The Church’s endowment fund can be partly traced back to 1704 when Queen Anne’s Bounty was established to help support impoverished clergy. Queen Anne’s Bounty funds were subsumed into the Church Commissioners’ endowment when it was created in 1948.

In 2022, the Church of England announced for the first time – “and with great dismay” – that the Bounty had invested significant amounts of its funds in the South Sea Company, which was founded in 1711 and shipped enslaved people from Africa across the Atlantic.

The Church estimated that the South Sea Company transported 34,000 slaves “in crowded, unsanitary, unsafe and inhumane conditions” during its 30 years of operation.

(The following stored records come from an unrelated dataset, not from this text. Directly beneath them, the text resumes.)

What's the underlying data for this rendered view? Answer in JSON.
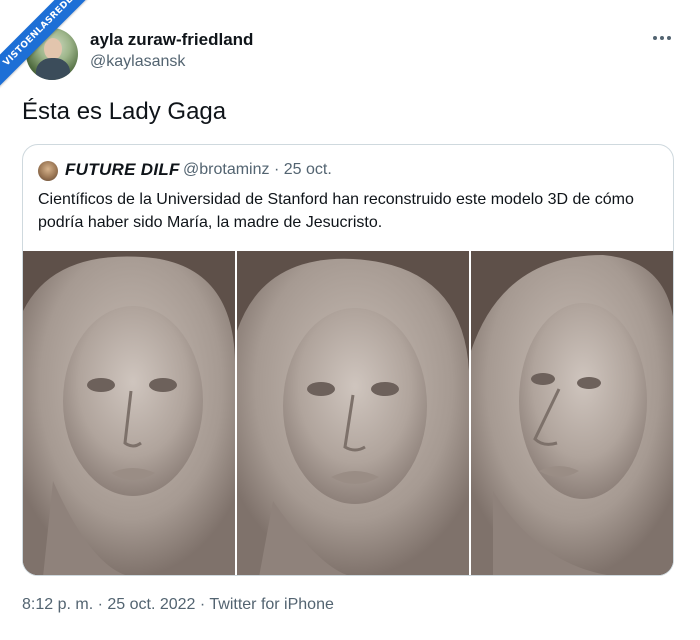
{
  "watermark": {
    "text": "VISTOENLASREDES"
  },
  "tweet": {
    "author": {
      "display_name": "ayla zuraw-friedland",
      "handle": "@kaylasansk"
    },
    "more_icon": "more-horizontal-icon",
    "text": "Ésta es Lady Gaga",
    "timestamp": "8:12 p. m. · 25 oct. 2022 · ",
    "source": "Twitter for iPhone"
  },
  "quote": {
    "author": {
      "display_name": "FUTURE DILF",
      "handle": "@brotaminz",
      "date": "· 25 oct."
    },
    "text": "Científicos de la Universidad de Stanford han reconstruido este modelo 3D de cómo podría haber sido María, la madre de Jesucristo.",
    "image": {
      "description_icon": "sculpted-face-render-image",
      "panels": 3,
      "background_color": "#5e5049",
      "sculpt_color": "#b9aea6"
    }
  }
}
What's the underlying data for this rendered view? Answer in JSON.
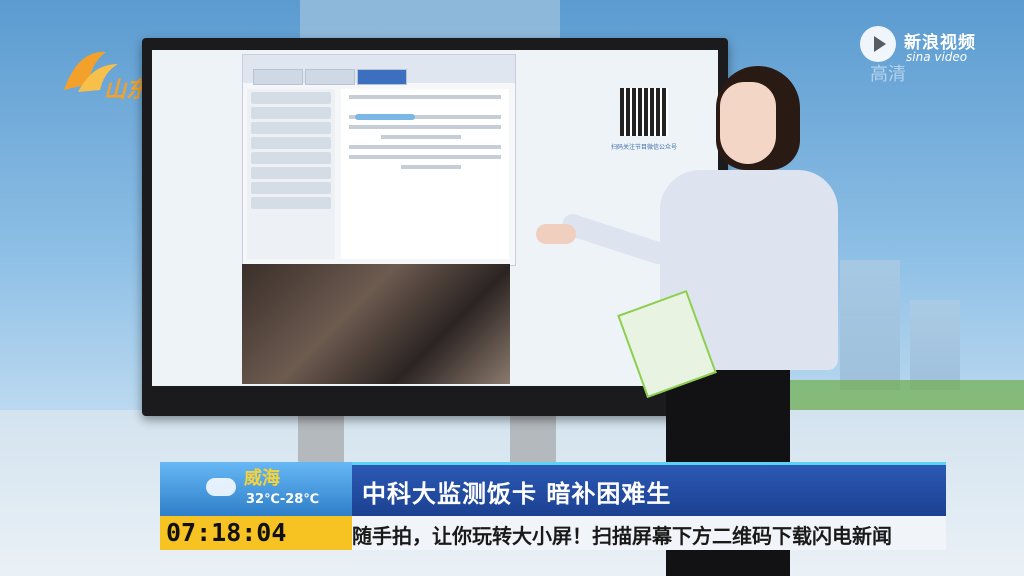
{
  "channel": {
    "logo_text": "山东",
    "logo_color": "#f3a12b"
  },
  "watermark": {
    "brand": "新浪视频",
    "brand_sub": "sina video",
    "quality": "高清"
  },
  "screen": {
    "qr_caption": "扫码关注节目微信公众号"
  },
  "ticker": {
    "city": "威海",
    "temperature": "32℃-28℃",
    "headline": "中科大监测饭卡 暗补困难生",
    "clock": "07:18:04",
    "scroll_text": "随手拍，让你玩转大小屏！扫描屏幕下方二维码下载闪电新闻"
  },
  "colors": {
    "headline_bg": "#2b59b4",
    "clock_bg": "#f6c323",
    "accent": "#5ed2f3"
  }
}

Asked how the Church was planning to raise the £900 million, Geetha Tharmaratnam, Vice-Chairwoman of the independent Oversight Group, said: “The intention is that this is a fund that can be taken to peers of Church Commissioners, to pension funds, sovereign wealth funds, to impact investors, foundations, family offices, exactly the kind of investors who are looking to create positive change for the future.

“And in doing so, our hope is that we will get to the billion pounds that we have set as an intention and strong target.

“There is room for this to get to a billion and beyond,” she added. “And for us as an Oversight Group to have suggested a smaller number would have not given sufficient service to what this fund can accomplish.”